One of the saddest features of our modern world is that it has become so noisy, so loud - the din of traffic, the sirens of police cars and ambulances, the thudding music belting out of peoples' radios, even from their head-phones on the bus or tube, voices raised in the streets in the early hours of the morning, sometimes in anger, sometimes in celebration.

No wonder the world seems to be going mad. It often seems that it's those who shout loudest who get their way. I confess I know next to nothing about the “Noise Abatement Society”, but I’m glad such an organisation exists. May it prosper!

These words of Matthew are taken straight from the Old Testament prophet Isaiah (42:1-4). They refer originally to a mysterious figure called "the servant of the Lord": mysterious, yes, in Isaiah's day, but the early Christians had no difficulty in applying them to Jesus.

And how true they are of him. There is no doubt that there were times when Jesus got angry, especially against hypocrisy, religious abuse and exploitation. But he was never a quarrelsome or argumentative kind of person. He didn't "do" aggression and confrontation, not at least until he was absolutely forced to it.

As a child I used to sing about "gentle Jesus, meek and mild...”, which sounds beautiful. But there can be a problem with those words - they can suggest that Jesus was weak, a bit spineless and wishy-washy.
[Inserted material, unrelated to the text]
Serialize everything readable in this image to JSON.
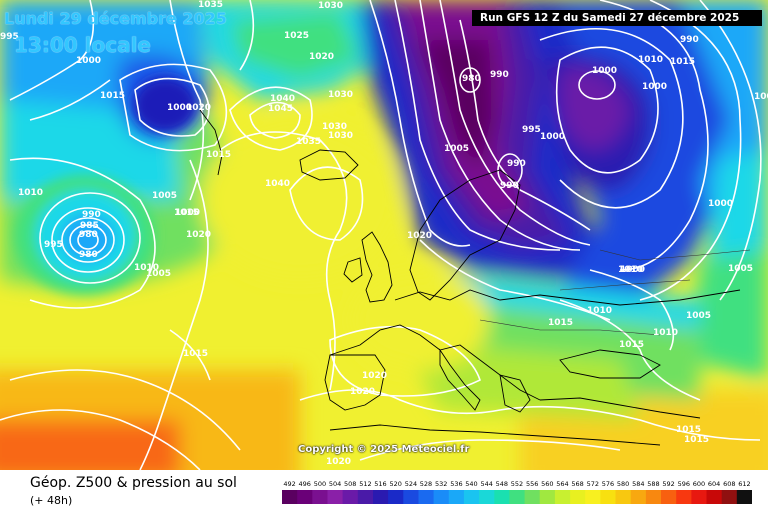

But of course meekness is very different from weakness. If you aim to be meek - that is, truly self-effacing, refusing to insist always on your own rights, preferring to listen to the voices of others first - if you aim to be truly meek in that sense, you do in fact need to be a very strong person.
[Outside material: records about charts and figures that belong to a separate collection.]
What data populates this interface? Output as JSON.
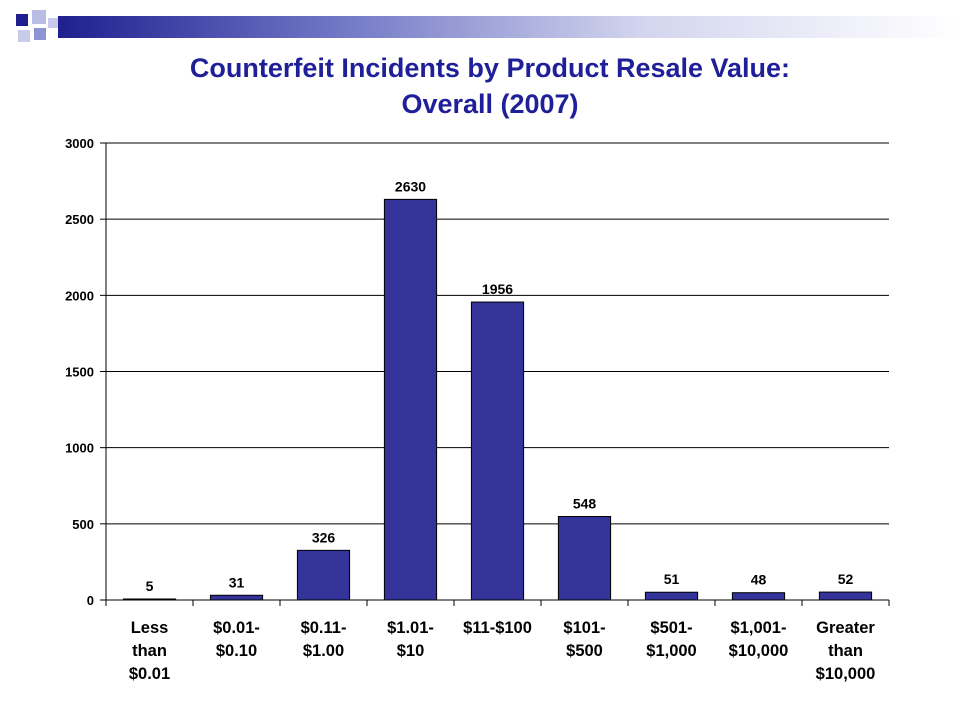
{
  "slide": {
    "title_line1": "Counterfeit Incidents by Product Resale Value:",
    "title_line2": "Overall (2007)",
    "accent_color": "#1f1f99",
    "bar_color": "#333399"
  },
  "chart_data": {
    "type": "bar",
    "title": "Counterfeit Incidents by Product Resale Value: Overall (2007)",
    "xlabel": "",
    "ylabel": "",
    "categories": [
      [
        "Less",
        "than",
        "$0.01"
      ],
      [
        "$0.01-",
        "$0.10"
      ],
      [
        "$0.11-",
        "$1.00"
      ],
      [
        "$1.01-",
        "$10"
      ],
      [
        "$11-$100"
      ],
      [
        "$101-",
        "$500"
      ],
      [
        "$501-",
        "$1,000"
      ],
      [
        "$1,001-",
        "$10,000"
      ],
      [
        "Greater",
        "than",
        "$10,000"
      ]
    ],
    "values": [
      5,
      31,
      326,
      2630,
      1956,
      548,
      51,
      48,
      52
    ],
    "data_labels": [
      "5",
      "31",
      "326",
      "2630",
      "1956",
      "548",
      "51",
      "48",
      "52"
    ],
    "ylim": [
      0,
      3000
    ],
    "yticks": [
      0,
      500,
      1000,
      1500,
      2000,
      2500,
      3000
    ],
    "grid": true,
    "legend": "none"
  }
}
When Jesus was before his accusers, just hours ahead of the crucifixion, we read that he chose to keep silent (Matthew 27:14). Given that he was being lied about, shouted at, mocked and abused, that took some backbone, didn't it? His quiet manner was a sign of deep inner strength.

"He will not quarrel or cry out. No-one will hear his voice in the streets". How do we measure up to this?

There are, perhaps, two main types of noisiness. Some of us just have loud voices and always want to be heard. We drown other people out. That's bad enough. But combine that with the noisiness that comes from being aggressive, argumentative and quarrelsome, and it's far worse.

There's a great saying in Proverbs 15:1: "A gentle answer turns away wrath" - or, as The Message puts it, "A gentle response defuses anger". That's well worth pondering. The verse, though, has a sting in the tail: "... but a harsh word stirs up anger". Mmm - haven't we all found out sometimes the bitter truth of that?

(Have you recently dipped into Proverbs, by the way? "Life coaches” and counsellors are all the rage these days, and I don't say we don't need them. But so many of our problems could be solved by meditating on the words of this ancient book. Why not give Proverbs a try?)

God speaks in Psalm 46: "Be still, and know that I am God". Time to turn off the television? to stop talking and start listening? to calm down and allow space for peace?

Dear Father in heaven, please forgive me for the times I have added to the world's noise and tension, its anger and hostility, by failing to "be still". Please help me to be a peacemaker, like Jesus, in every sense of that word. Amen.